WASHINGTON, D.C.—U.S. Representative Tim Walberg (R-MI) and U.S. Senators John Barrasso (R-WY) and James Risch (R-ID) released the following statement after the Federal Energy Regulatory Commission (FERC) announced plans to update regulations implemented under the Public Utility Regulatory Policies Act of 1978 (PURPA). Earlier this year, Barrasso and Risch introduced the UPDATE PURPA Act (S. 1760) in the Senate and Walberg introduced the PURPA Modernization Act (H.R. 1502) in the House. Many of the Commission’s reforms unveiled today mirror the provisions included in the lawmakers’ legislation.
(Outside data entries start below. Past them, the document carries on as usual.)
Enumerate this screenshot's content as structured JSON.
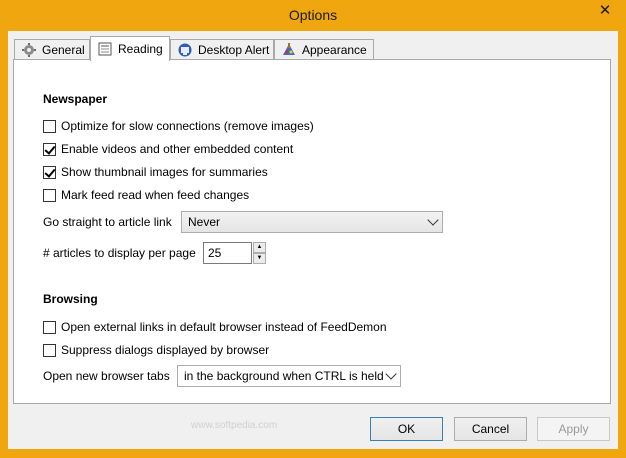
{
  "window": {
    "title": "Options",
    "close_glyph": "✕"
  },
  "tabs": [
    {
      "label": "General",
      "icon": "gear-icon"
    },
    {
      "label": "Reading",
      "icon": "newspaper-icon"
    },
    {
      "label": "Desktop Alert",
      "icon": "alert-icon"
    },
    {
      "label": "Appearance",
      "icon": "palette-icon"
    }
  ],
  "active_tab": "Reading",
  "newspaper": {
    "title": "Newspaper",
    "options": [
      {
        "label": "Optimize for slow connections (remove images)",
        "checked": false
      },
      {
        "label": "Enable videos and other embedded content",
        "checked": true
      },
      {
        "label": "Show thumbnail images for summaries",
        "checked": true
      },
      {
        "label": "Mark feed read when feed changes",
        "checked": false
      }
    ],
    "article_link_label": "Go straight to article link",
    "article_link_value": "Never",
    "articles_per_page_label": "# articles to display per page",
    "articles_per_page_value": "25"
  },
  "browsing": {
    "title": "Browsing",
    "options": [
      {
        "label": "Open external links in default browser instead of FeedDemon",
        "checked": false
      },
      {
        "label": "Suppress dialogs displayed by browser",
        "checked": false
      }
    ],
    "new_tabs_label": "Open new browser tabs",
    "new_tabs_value": "in the background when CTRL is held"
  },
  "footer": {
    "ok": "OK",
    "cancel": "Cancel",
    "apply": "Apply"
  },
  "watermark": "www.softpedia.com",
  "colors": {
    "title_bar": "#f0a70f",
    "panel": "#ffffff",
    "dialog": "#f0f0f0"
  }
}
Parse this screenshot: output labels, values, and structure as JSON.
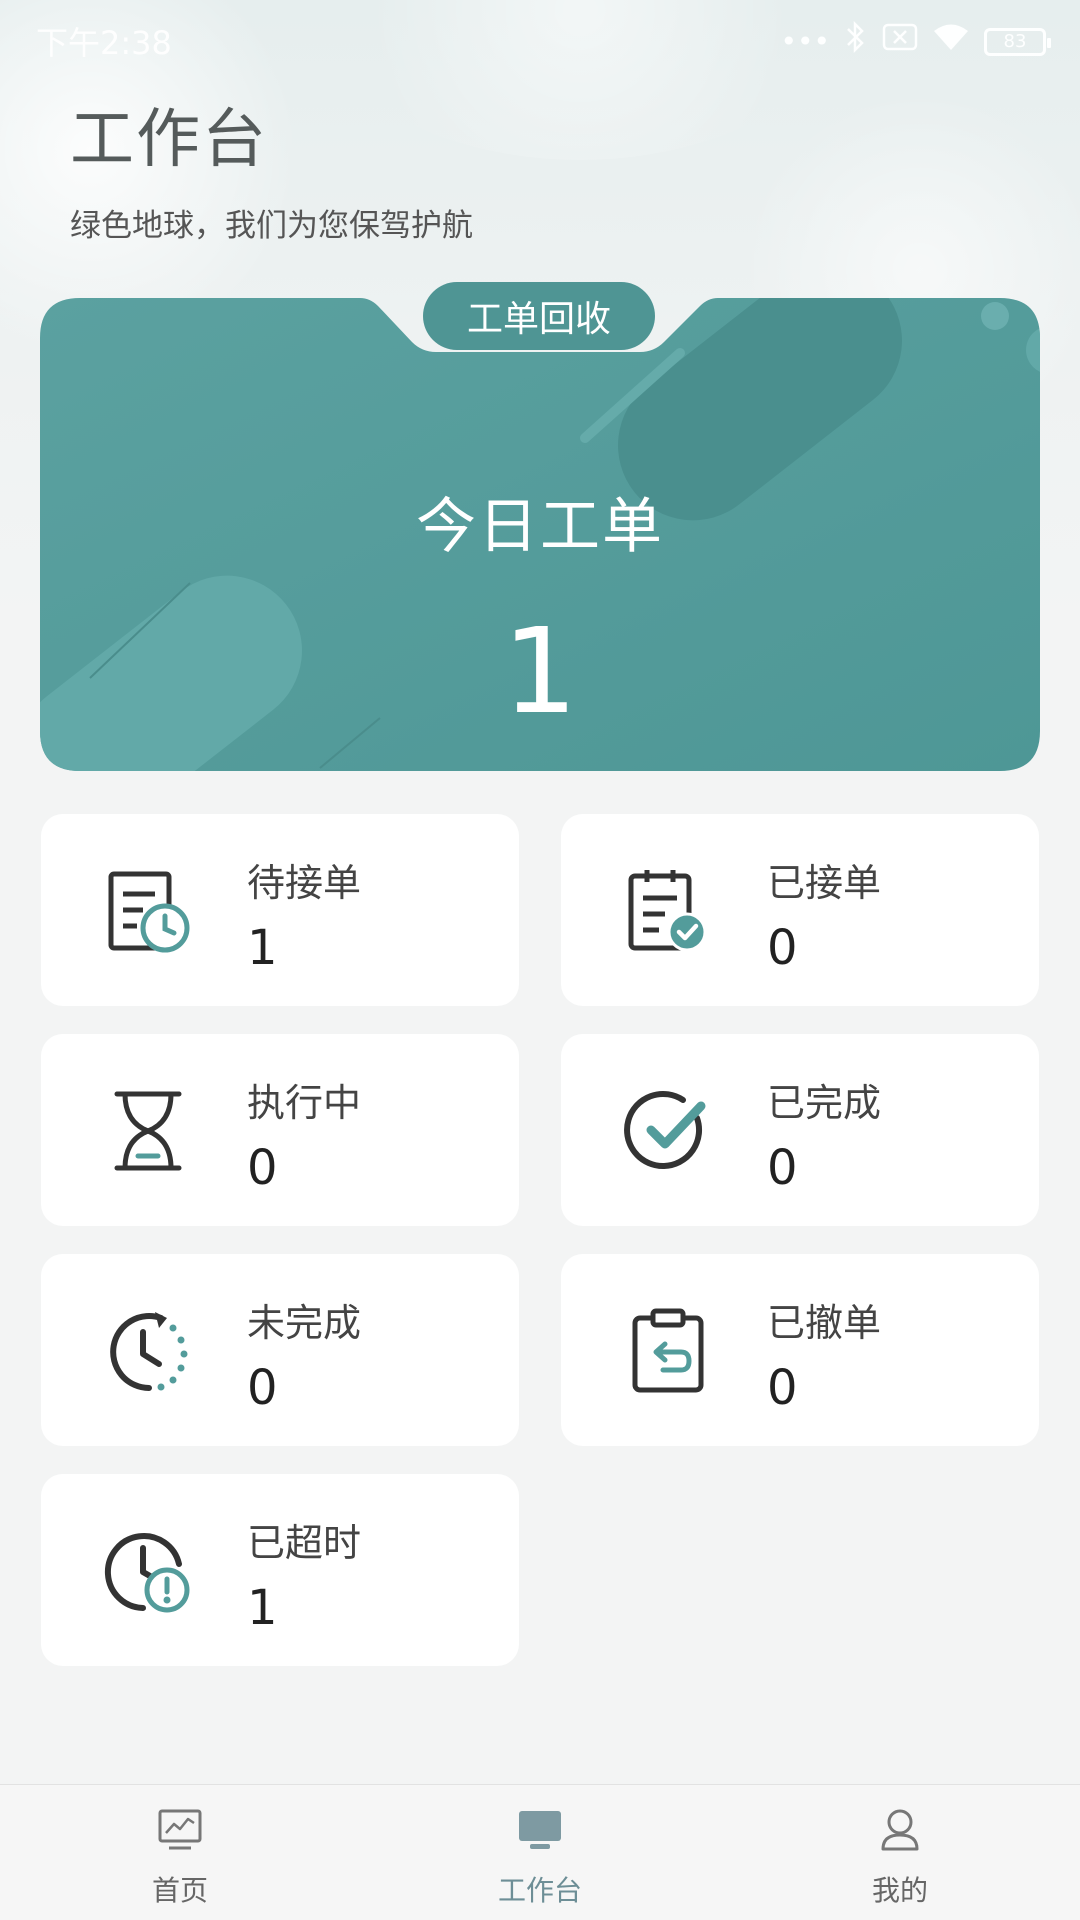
{
  "status_bar": {
    "time": "下午2:38",
    "battery": "83",
    "icons": [
      "signal-dots-icon",
      "bluetooth-icon",
      "sim-off-icon",
      "wifi-icon",
      "battery-icon"
    ]
  },
  "header": {
    "title": "工作台",
    "subtitle": "绿色地球，我们为您保驾护航"
  },
  "today_card": {
    "recycle_button": "工单回收",
    "label": "今日工单",
    "count": "1",
    "color": "#539c9b"
  },
  "stats": [
    {
      "label": "待接单",
      "value": "1",
      "icon": "pending-order-icon"
    },
    {
      "label": "已接单",
      "value": "0",
      "icon": "accepted-order-icon"
    },
    {
      "label": "执行中",
      "value": "0",
      "icon": "hourglass-icon"
    },
    {
      "label": "已完成",
      "value": "0",
      "icon": "check-circle-icon"
    },
    {
      "label": "未完成",
      "value": "0",
      "icon": "clock-refresh-icon"
    },
    {
      "label": "已撤单",
      "value": "0",
      "icon": "clipboard-return-icon"
    },
    {
      "label": "已超时",
      "value": "1",
      "icon": "clock-alert-icon"
    }
  ],
  "bottom_nav": {
    "items": [
      {
        "label": "首页",
        "icon": "dashboard-icon"
      },
      {
        "label": "工作台",
        "icon": "desktop-icon",
        "active": true
      },
      {
        "label": "我的",
        "icon": "user-icon"
      }
    ]
  },
  "colors": {
    "accent": "#539c9b",
    "icon_dark": "#333333",
    "nav_active": "#6d8e96"
  }
}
“Four decades after PURPA’s inception, the energy landscape looks totally different and the market is more diverse than ever before,” said Rep. Walberg. “The time has come for reform. For several years, we have been calling for changes to PURPA’s outdated regulatory structure in order to increase competition and help bring down electricity costs for consumers. We are pleased to see Chairman Chatterjee and FERC take these commonsense steps that will prevent abuse of the one-mile rule and give greater flexibility to the states.”

“I’m pleased the Federal Energy Regulatory Commission (FERC) took action today to modernize the Public Utility Regulatory Policies Act of 1978 (PURPA),” said Sen. Barrasso. “The electricity markets have changed drastically in the four decades since PURPA became law. Today’s proposed reforms align with legislation we’ve introduced to eliminate outdated regulations. They will go a long way in lowering Americans’ electricity bills while encouraging the development of all sources of American energy.”

“America’s energy production has changed in ways that were unimaginable when this law was written 40 years ago, and we are glad the FERC and Chairman Chatterjee agree that it’s time for an update,” said Sen. Risch.  “The changes they are proposing will protect Idaho ratepayers, give the states more flexibility, and still encourage development of renewable sources of energy.  This is a great step forward.”